The recovery in U.S. industrial production, up 5.5 percent in the year through February, hasn’t been matched in construction. U.S. private non-residential construction spending dropped to $244.4 billion in January, the lowest level in six years, according to U.S. Census Bureau data. U.S. housing starts in February were 479,000, 21 percent lower than a year earlier, bureau data also show.
“We feel the market has bottomed,” Grzelak said in an interview in Las Vegas. “We see continued improvement.”
Komatsu is seeing increases in equipment utilization, parts sales, and distributors replacing aging rental fleets, Grzelak said. Orders and prices for used equipment are rising too, Persson said.
Volvo will invest $100 million in the next two years at its Shippensburg, Pennsylvania, plant and start manufacturing wheel loaders, excavators and haulers, it said last week. The Gothenburg, Sweden-based company plans to expand into the U.S. market for skid-steer equipment, vehicles that can haul earth and dig trenches.
That market is “one of the products we haven’t been a player in,” said Persson, who will become CEO of Volvo Group in September.

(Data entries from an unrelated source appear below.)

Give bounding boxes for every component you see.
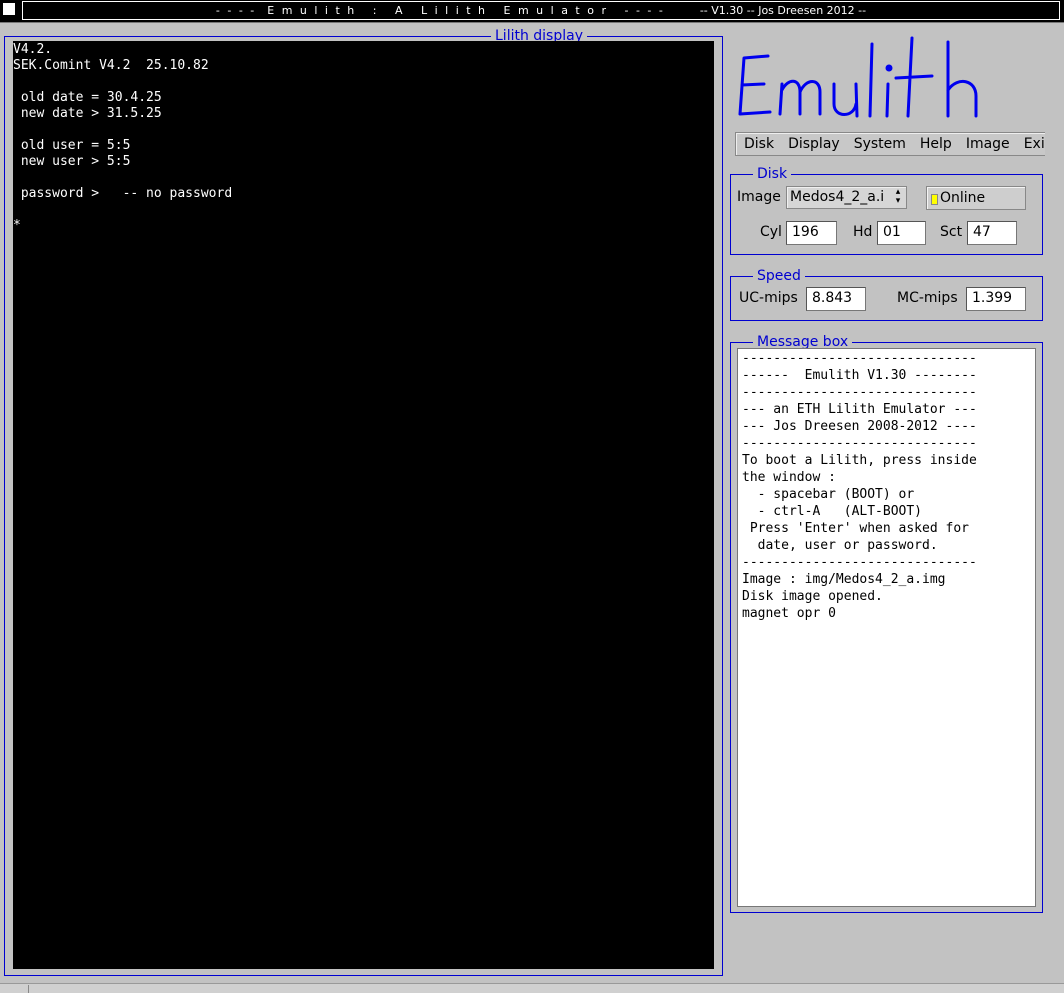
- screen-line: *: [13, 218, 21, 233]
- screen-line: old user = 5:5: [13, 138, 131, 153]
- mc-mips-field[interactable]: 1.399: [966, 287, 1026, 311]
- cyl-field[interactable]: 196: [786, 221, 837, 245]
- sct-field[interactable]: 47: [967, 221, 1017, 245]
- screen-line: [13, 122, 714, 138]
- menu-display[interactable]: Display: [781, 133, 847, 155]
- screen-line: new date > 31.5.25: [13, 106, 162, 121]
- sct-label: Sct: [940, 224, 963, 240]
- message-line: ------------------------------: [742, 351, 977, 366]
- message-line: - ctrl-A (ALT-BOOT): [742, 504, 923, 519]
- emulith-logo: [738, 36, 978, 118]
- window-version: -- V1.30 -- Jos Dreesen 2012 --: [699, 4, 867, 17]
- hd-field[interactable]: 01: [877, 221, 926, 245]
- menu-image[interactable]: Image: [959, 133, 1017, 155]
- message-line: - spacebar (BOOT) or: [742, 487, 915, 502]
- screen-line: old date = 30.4.25: [13, 90, 162, 105]
- mc-mips-label: MC-mips: [897, 290, 958, 306]
- message-line: --- Jos Dreesen 2008-2012 ----: [742, 419, 977, 434]
- menu-system[interactable]: System: [847, 133, 913, 155]
- message-line: ------ Emulith V1.30 --------: [742, 368, 977, 383]
- screen-line: [13, 74, 714, 90]
- message-line: Press 'Enter' when asked for: [742, 521, 969, 536]
- window-title-bar[interactable]: - - - - E m u l i t h : A L i l i t h E …: [0, 0, 1064, 23]
- main-menubar: DiskDisplaySystemHelpImageExit: [735, 132, 1045, 156]
- screen-line: [13, 202, 714, 218]
- window-menu-button[interactable]: [2, 2, 16, 16]
- screen-line: [13, 170, 714, 186]
- uc-mips-field[interactable]: 8.843: [806, 287, 866, 311]
- screen-line: new user > 5:5: [13, 154, 131, 169]
- online-button[interactable]: Online: [926, 186, 1026, 210]
- bottom-scrollbar[interactable]: [0, 983, 1064, 993]
- screen-line: password > -- no password: [13, 186, 233, 201]
- message-line: magnet opr 0: [742, 606, 836, 621]
- message-line: To boot a Lilith, press inside: [742, 453, 977, 468]
- uc-mips-label: UC-mips: [739, 290, 798, 306]
- updown-arrows-icon: ▴ ▾: [892, 188, 904, 207]
- message-line: ------------------------------: [742, 436, 977, 451]
- screen-line: SEK.Comint V4.2 25.10.82: [13, 58, 209, 73]
- scrollbar-divider: [28, 985, 29, 993]
- message-line: the window :: [742, 470, 836, 485]
- message-line: Disk image opened.: [742, 589, 883, 604]
- hd-label: Hd: [853, 224, 873, 240]
- online-button-label: Online: [940, 190, 986, 206]
- message-line: Image : img/Medos4_2_a.img: [742, 572, 946, 587]
- message-line: ------------------------------: [742, 385, 977, 400]
- title-text-area: - - - - E m u l i t h : A L i l i t h E …: [22, 1, 1060, 20]
- disk-legend: Disk: [753, 166, 792, 182]
- message-line: ------------------------------: [742, 555, 977, 570]
- online-status-led-icon: [931, 194, 938, 205]
- image-select[interactable]: Medos4_2_a.i ▴ ▾: [786, 186, 907, 209]
- message-box-group: Message box ----------------------------…: [730, 334, 1043, 913]
- screen-line: V4.2.: [13, 42, 53, 57]
- speed-legend: Speed: [753, 268, 805, 284]
- menu-help[interactable]: Help: [913, 133, 959, 155]
- message-line: --- an ETH Lilith Emulator ---: [742, 402, 977, 417]
- menu-exit[interactable]: Exit: [1017, 133, 1045, 155]
- image-label: Image: [737, 189, 781, 205]
- lilith-screen[interactable]: V4.2. SEK.Comint V4.2 25.10.82 old date =…: [13, 41, 714, 969]
- message-box[interactable]: ------------------------------ ------ Emu…: [737, 348, 1036, 907]
- cyl-label: Cyl: [760, 224, 782, 240]
- message-line: date, user or password.: [742, 538, 938, 553]
- image-select-value: Medos4_2_a.i: [790, 189, 885, 205]
- window-title: - - - - E m u l i t h : A L i l i t h E …: [215, 4, 665, 17]
- menu-disk[interactable]: Disk: [736, 133, 781, 155]
- speed-group: Speed UC-mips 8.843 MC-mips 1.399: [730, 268, 1043, 321]
- disk-group: Disk Image Medos4_2_a.i ▴ ▾ Online Cyl 19…: [730, 166, 1043, 255]
- lilith-display-group: Lilith display V4.2. SEK.Comint V4.2 25.1…: [4, 28, 723, 976]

Caterpillar, the world’s largest maker of construction equipment, is seeing a “slow, steady increase” in demand in North America, its CEO Doug Oberhelman said yesterday in a presentation at the conference.
There is a “favorable vibe” at the event in Las Vegas, with a higher attendance from the investment community compared with three years ago, when CONEXPO-CON/AGG was last held, Robert McCarthy, an analyst for Robert W. Baird & Co. in Chicago, said in a report.
“The North American market is in a recovery,” Ron DeFeo, chief executive officer of Westport, Connecticut-based heavy- equipment maker Terex Corp. (TEX), said in an interview at the conference. “I want to temper that assessment with the fact that we dropped pretty low. Most of the demand is replacement demand.”
While heavy-machinery rental companies are replacing old equipment in their fleets, “they are not growing their fleets,” DeFeo said. “It’s the beginning of a recovery, not the middle.”